O tal fato traz à tona toda uma teia de sentimentos, impressões, dúvidas e mágoas que cada um daquela dupla tem em relação a si mesmo e em relação ao consorte.
Nessa discussão, que transcorre entre diferentes temperaturas e que chega às margens de questões bem perturbadoras, nas quais, não raro, nos reconhecemos em alguma medida, se vê o quanto é comum se reproduzir sobre os mais próximos tudo o que se gostaria de obter e não se obtém do entorno, do mundo de fora, e a explosão para outras direções dessa frustração abafada.
"Malcolm e Marie" traz à tona, num diálogo muito bem elaborado, atuações impecáveis da dupla de atores, uma trilha sonora lindíssima com jazz, blues e soul dos grandes, e em meio a um ambiente em preto e branco, questões que vêm do subterrâneo das relações amorosas, sociais, políticas e humanas. Estão, por exemplo, no mesmo patamar de importância e significado, desde um macarrão com manteiga que a mulher prepara para matar a fome e acordar a realidade, quanto o discurso revoltado do personagem cineasta em relação à crítica recebida da mídia branca, que julga a qualidade de seu filme exclusivamente pela perspectiva de se tratar de uma obra feita por um negro. E, no entanto, esse reconhecimento pretendido o mesmo cineasta avaliado não o devota à sua companheira, talvez pelos mesmos caminhos do olhar percorrido pela jornalista que fez a crítica de seu filme.
Marie, por sua vez, como o companheiro Malcolm, com todas as armas que ambos têm e poderiam usar e se libertar, não toma nas mãos o que realmente quer, apenas esperando passivamente, até aquela noite, que lhe seja entregue tudo o que julga lhe pertencer. E nesse caldo se diluem questões raciais, de gênero, as falas engolidas e a velha história do medo e do egoísmo mesmo (ou principalmente) numa relação de amor. Demasiado humano!
É um filme que fala sobre se ir despindo até a grande nudez da honestidade, como no decorrer da película em que se dá a retirada gradativa de roupas, desde a chegada em casa do casal com suas vestes de gala, até a paulatina perda do glamour festivo com a deposição dos adereços e modos de cada um.

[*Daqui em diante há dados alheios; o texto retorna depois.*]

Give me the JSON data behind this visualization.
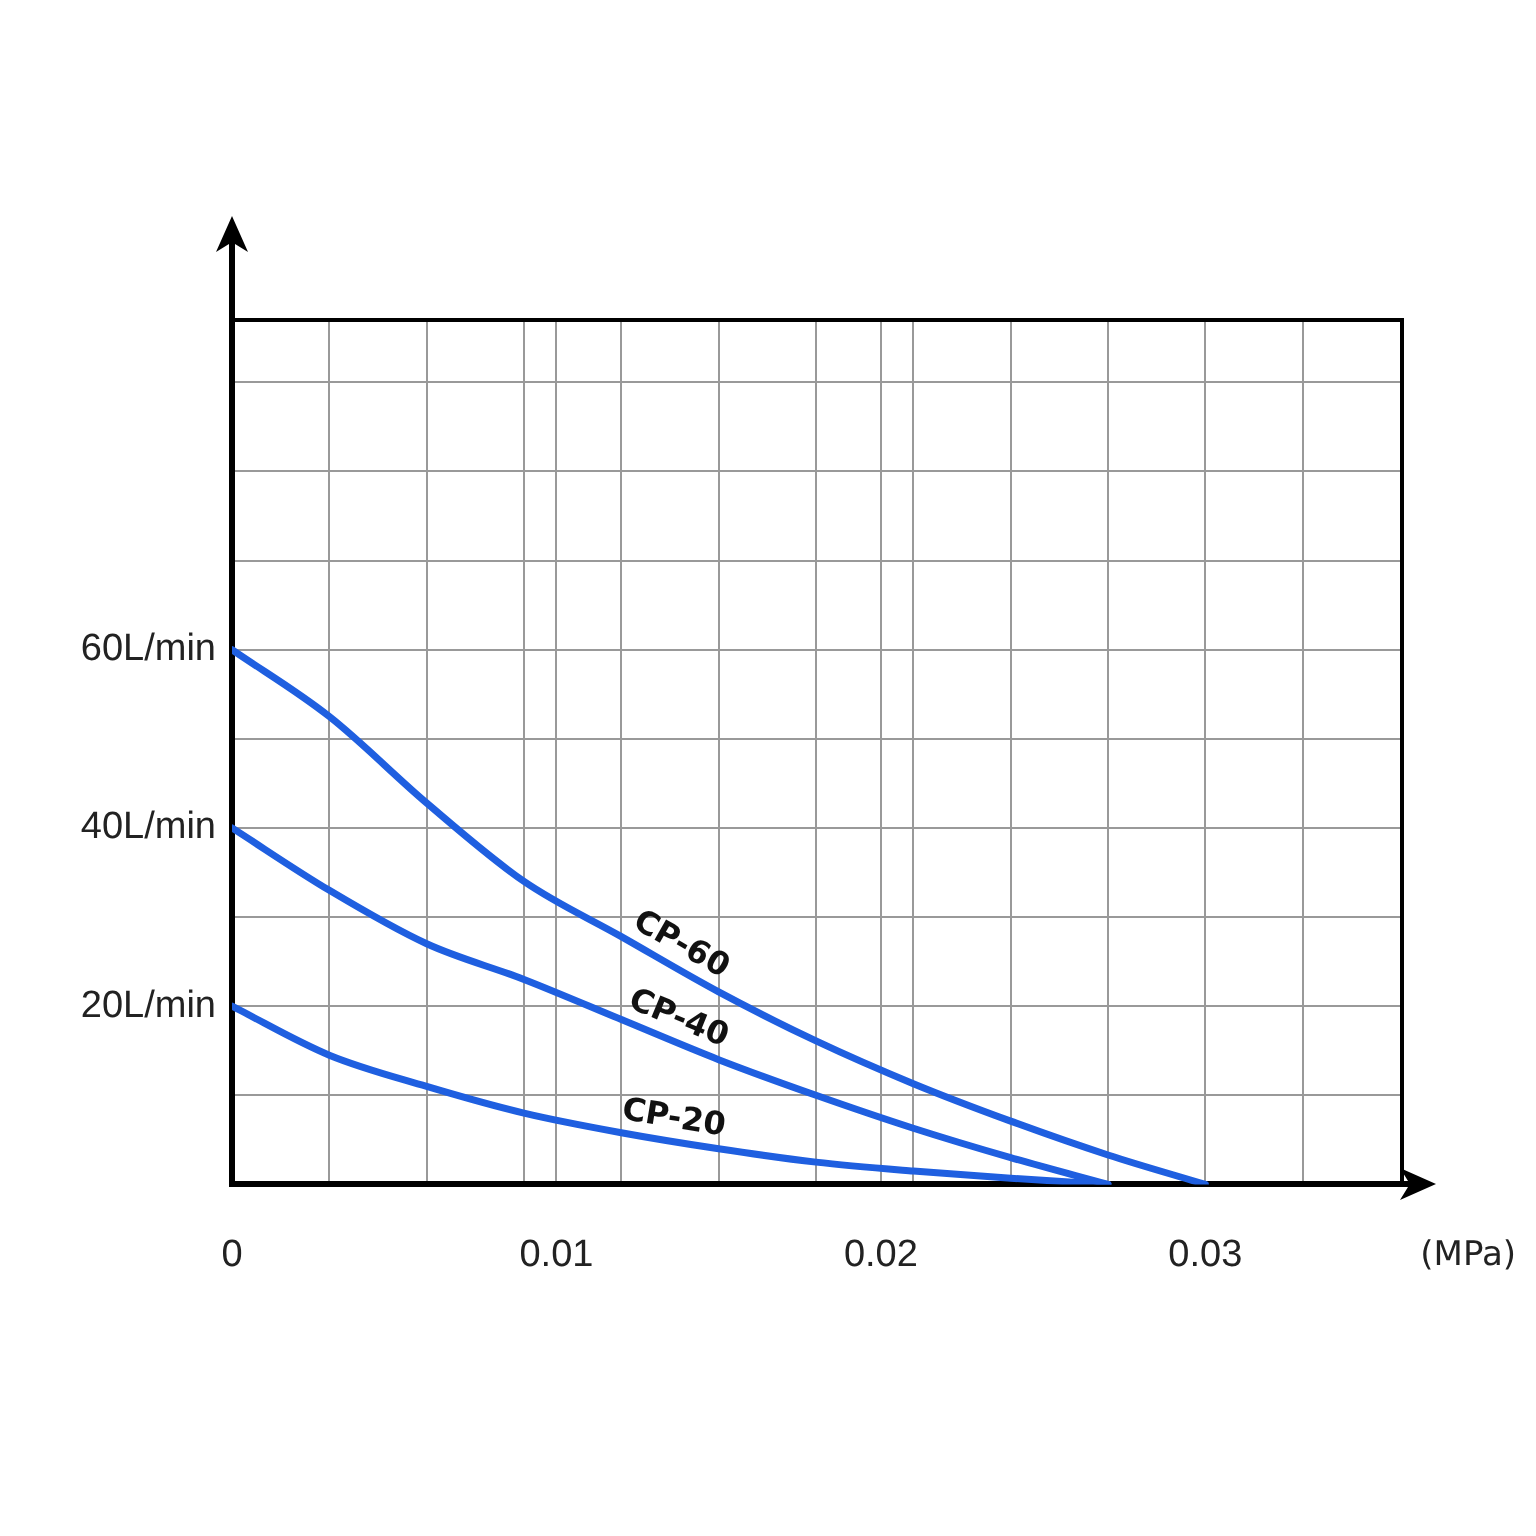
{
  "chart_data": {
    "type": "line",
    "xlabel": "(MPa)",
    "xlim": [
      0,
      0.036
    ],
    "ylim": [
      0,
      97
    ],
    "xticks": [
      0,
      {
        "value": 0.003,
        "label": null
      },
      {
        "value": 0.006,
        "label": null
      },
      {
        "value": 0.009,
        "label": null
      },
      0.01,
      {
        "value": 0.012,
        "label": null
      },
      {
        "value": 0.015,
        "label": null
      },
      {
        "value": 0.018,
        "label": null
      },
      0.02,
      {
        "value": 0.021,
        "label": null
      },
      {
        "value": 0.024,
        "label": null
      },
      {
        "value": 0.027,
        "label": null
      },
      0.03,
      {
        "value": 0.033,
        "label": null
      }
    ],
    "yticks": [
      {
        "value": 0,
        "label": null
      },
      {
        "value": 10,
        "label": null
      },
      {
        "value": 20,
        "label": "20L/min"
      },
      {
        "value": 30,
        "label": null
      },
      {
        "value": 40,
        "label": "40L/min"
      },
      {
        "value": 50,
        "label": null
      },
      {
        "value": 60,
        "label": "60L/min"
      },
      {
        "value": 70,
        "label": null
      },
      {
        "value": 80,
        "label": null
      },
      {
        "value": 90,
        "label": null
      }
    ],
    "grid": true,
    "legend": false,
    "marker": "none",
    "line_style": "solid",
    "x": [
      0,
      0.003,
      0.006,
      0.009,
      0.012,
      0.015,
      0.018,
      0.021,
      0.024,
      0.027,
      0.03
    ],
    "series": [
      {
        "name": "CP-60",
        "color": "#1f5fe0",
        "values": [
          60,
          52.5,
          42.8,
          34,
          27.8,
          21.6,
          16.1,
          11.3,
          7.1,
          3.3,
          0
        ]
      },
      {
        "name": "CP-40",
        "color": "#1f5fe0",
        "values": [
          40,
          33,
          27,
          23,
          18.5,
          14,
          10,
          6.3,
          3,
          0,
          null
        ]
      },
      {
        "name": "CP-20",
        "color": "#1f5fe0",
        "values": [
          20,
          14.5,
          11,
          8,
          5.8,
          4,
          2.5,
          1.5,
          0.7,
          0,
          null
        ]
      }
    ]
  }
}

Basicamente é um filme sobre a luta que se trava entre usurpar e buscar tomar de volta. E o que pode se salvar de tudo isso sem as fantasias ou máscaras (não estamos, afinal, para Carnaval). Mas também é um filme que fala de ternura, da ternura que nos calça para andarmos pelos cacos estilhaçados no chão, até o apagar da última luz.
Lindo filme!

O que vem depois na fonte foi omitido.